Ritengo che non possiamo più permetterci di posticipare l’adeguamento delle norme sui referendum alle raccomandazioni contenute nel Codice di Buona Condotta sui Referendum adottato dal Consiglio d’Europa nell’ormai lontano 2007. Non è sufficiente opporsi all’aumento del numero degli elettori che possono richiedere una consultazione popolare e che il Governo vuole elevare a 800 mila. Bisogna procedere con l’abolizione del quorum per molteplici ragioni.

Anzitutto, è un fattore che determina l’aumento del rischio di falsificazione del tasso di affluenza. In presenza di quorum, infatti, le astensioni si sommano ai voti contrari facilitando così l’invalidazione del quesito. Equiparare gli astenuti a coloro che votano per il NO non è corretto e antidemocratico. Gli oppositori del referendum devono limitarsi ad invitare all’astensionismo, senza impegnarsi in alcuna campagna, per riuscire ad imporre il proprio punto di vista. È del tutto irragionevole, per una democrazia, scoraggiare la partecipazione al voto da parte dei cittadini. In secondo luogo, eliminando la soglia, lo sforzo dei diversi promotori sarà dedicato non a promuovere l’astensionismo ma ad aumentare la conoscenza dell’argomento nei cittadini.

L’abolizione del quorum è necessaria per affermare la democrazia diretta accanto a quella rappresentativa. I cittadini devono poter contrastare le norme contrarie al bene comune, anche attraverso il referendum confermativo facoltativo su decreti e leggi ordinarie.
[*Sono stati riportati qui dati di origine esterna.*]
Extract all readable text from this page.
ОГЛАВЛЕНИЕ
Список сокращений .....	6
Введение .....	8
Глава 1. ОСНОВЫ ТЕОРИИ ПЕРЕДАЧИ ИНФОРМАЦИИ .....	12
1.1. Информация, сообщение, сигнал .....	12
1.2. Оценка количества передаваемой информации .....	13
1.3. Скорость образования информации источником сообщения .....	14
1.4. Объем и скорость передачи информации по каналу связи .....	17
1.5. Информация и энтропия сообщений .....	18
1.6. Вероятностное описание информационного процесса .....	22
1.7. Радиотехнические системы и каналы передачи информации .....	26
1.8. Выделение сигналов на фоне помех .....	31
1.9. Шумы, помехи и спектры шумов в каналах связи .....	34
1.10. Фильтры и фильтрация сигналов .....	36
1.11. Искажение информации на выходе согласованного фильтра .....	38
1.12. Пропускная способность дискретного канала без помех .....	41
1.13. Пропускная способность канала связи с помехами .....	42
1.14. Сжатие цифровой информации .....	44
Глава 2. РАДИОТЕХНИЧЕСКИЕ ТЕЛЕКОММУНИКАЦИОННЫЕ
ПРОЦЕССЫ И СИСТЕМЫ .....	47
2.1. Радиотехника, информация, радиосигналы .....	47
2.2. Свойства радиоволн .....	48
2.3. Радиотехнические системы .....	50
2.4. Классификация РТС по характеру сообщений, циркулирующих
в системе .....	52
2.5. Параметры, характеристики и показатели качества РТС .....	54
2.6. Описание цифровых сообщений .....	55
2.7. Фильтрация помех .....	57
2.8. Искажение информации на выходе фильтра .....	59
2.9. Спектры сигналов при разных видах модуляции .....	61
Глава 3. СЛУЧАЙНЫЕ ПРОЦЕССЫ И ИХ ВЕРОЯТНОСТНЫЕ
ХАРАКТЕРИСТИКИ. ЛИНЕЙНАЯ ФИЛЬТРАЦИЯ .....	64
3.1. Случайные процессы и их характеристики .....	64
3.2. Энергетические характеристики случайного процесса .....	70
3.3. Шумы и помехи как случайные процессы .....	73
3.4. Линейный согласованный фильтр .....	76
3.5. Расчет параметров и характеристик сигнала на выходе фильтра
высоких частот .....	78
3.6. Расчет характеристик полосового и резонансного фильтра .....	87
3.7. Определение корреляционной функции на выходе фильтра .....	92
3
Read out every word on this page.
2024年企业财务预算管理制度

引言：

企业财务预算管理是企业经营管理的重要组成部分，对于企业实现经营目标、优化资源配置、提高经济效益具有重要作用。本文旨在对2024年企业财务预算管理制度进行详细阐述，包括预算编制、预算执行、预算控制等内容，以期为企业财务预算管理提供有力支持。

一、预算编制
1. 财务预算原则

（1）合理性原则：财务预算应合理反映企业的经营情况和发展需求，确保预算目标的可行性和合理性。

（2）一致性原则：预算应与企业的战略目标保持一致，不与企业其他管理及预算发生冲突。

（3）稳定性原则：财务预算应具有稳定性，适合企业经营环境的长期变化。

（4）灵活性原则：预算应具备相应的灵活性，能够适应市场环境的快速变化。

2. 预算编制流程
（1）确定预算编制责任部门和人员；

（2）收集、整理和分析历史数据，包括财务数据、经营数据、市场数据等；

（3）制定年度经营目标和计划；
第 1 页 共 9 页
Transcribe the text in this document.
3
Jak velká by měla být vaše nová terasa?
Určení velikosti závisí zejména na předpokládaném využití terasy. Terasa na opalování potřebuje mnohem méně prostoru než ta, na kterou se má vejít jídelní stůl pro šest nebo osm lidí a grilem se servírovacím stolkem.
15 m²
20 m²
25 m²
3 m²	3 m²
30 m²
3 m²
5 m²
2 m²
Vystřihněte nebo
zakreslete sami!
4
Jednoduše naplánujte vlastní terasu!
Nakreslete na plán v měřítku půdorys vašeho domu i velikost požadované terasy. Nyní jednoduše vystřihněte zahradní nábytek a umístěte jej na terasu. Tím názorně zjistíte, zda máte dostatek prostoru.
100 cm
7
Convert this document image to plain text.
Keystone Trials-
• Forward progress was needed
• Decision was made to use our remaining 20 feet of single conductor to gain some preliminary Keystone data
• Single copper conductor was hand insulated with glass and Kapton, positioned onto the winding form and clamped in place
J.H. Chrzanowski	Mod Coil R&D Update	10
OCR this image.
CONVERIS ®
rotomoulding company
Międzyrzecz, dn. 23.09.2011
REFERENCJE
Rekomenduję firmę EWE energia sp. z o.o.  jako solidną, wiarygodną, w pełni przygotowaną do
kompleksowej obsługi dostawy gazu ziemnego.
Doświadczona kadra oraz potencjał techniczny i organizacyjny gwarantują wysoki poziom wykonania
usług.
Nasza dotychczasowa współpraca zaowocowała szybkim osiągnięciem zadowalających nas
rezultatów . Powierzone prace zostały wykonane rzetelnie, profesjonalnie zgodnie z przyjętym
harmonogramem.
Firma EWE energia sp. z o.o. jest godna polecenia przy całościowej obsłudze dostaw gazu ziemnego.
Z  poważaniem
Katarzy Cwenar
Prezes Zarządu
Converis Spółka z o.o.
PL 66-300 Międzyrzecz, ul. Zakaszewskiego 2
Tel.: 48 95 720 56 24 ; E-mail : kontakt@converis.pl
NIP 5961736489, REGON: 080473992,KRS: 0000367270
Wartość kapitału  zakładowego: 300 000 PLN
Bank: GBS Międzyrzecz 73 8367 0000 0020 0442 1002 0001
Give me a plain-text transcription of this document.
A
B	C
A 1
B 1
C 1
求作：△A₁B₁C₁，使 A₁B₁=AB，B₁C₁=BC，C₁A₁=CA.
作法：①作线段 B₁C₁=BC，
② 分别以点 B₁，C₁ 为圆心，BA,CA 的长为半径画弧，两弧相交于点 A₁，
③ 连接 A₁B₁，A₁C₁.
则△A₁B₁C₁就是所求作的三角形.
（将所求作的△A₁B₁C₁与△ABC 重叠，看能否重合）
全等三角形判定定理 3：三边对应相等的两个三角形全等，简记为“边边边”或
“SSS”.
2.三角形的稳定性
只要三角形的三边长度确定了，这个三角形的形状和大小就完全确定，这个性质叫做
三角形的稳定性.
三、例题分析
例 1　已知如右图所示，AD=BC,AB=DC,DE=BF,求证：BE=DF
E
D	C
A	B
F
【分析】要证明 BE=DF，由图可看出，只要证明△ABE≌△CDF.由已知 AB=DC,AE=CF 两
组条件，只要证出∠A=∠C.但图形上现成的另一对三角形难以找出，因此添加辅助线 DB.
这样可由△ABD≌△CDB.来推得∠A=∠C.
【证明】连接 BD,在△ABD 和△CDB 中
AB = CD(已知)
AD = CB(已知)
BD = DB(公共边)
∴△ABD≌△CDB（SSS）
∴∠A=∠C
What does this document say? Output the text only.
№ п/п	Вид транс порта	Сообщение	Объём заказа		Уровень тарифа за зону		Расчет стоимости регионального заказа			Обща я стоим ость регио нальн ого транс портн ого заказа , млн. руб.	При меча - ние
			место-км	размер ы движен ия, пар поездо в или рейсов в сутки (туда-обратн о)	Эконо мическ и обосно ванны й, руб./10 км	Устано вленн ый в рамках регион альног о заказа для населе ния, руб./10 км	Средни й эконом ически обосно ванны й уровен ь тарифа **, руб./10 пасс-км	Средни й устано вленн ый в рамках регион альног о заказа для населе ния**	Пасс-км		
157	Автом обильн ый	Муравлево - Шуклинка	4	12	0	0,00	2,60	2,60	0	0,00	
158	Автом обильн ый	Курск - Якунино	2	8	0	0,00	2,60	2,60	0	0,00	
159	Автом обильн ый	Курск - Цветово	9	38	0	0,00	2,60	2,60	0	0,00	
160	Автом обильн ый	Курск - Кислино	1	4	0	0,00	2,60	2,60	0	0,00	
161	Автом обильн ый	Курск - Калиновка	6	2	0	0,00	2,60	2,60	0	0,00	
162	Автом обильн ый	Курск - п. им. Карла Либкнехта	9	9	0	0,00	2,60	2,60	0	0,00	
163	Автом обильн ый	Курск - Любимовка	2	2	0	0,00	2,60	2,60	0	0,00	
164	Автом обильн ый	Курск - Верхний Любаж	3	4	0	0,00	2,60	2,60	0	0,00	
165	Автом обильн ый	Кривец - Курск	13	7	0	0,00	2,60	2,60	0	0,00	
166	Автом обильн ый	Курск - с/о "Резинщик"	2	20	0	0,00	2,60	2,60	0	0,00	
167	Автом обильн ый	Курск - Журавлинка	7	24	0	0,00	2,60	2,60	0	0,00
Al referendum facoltativo va inoltre aggiunto quello obbligatorio su tutte le modifiche costituzionali e su quelle norme che riguardano direttamente la politica, come ad esempio la legge elettorale e le leggi per la definizione delle indennità parlamentari. Infine, con il referendum propositivo, devono poter introdurre nuove norme quando la politica ne ostacola l’approvazione. I padri costituenti si erano già posti la questione quasi settanta anni fa, ma non la concretizzarono. Oggi è doveroso realizzare pienamente i loro propositi.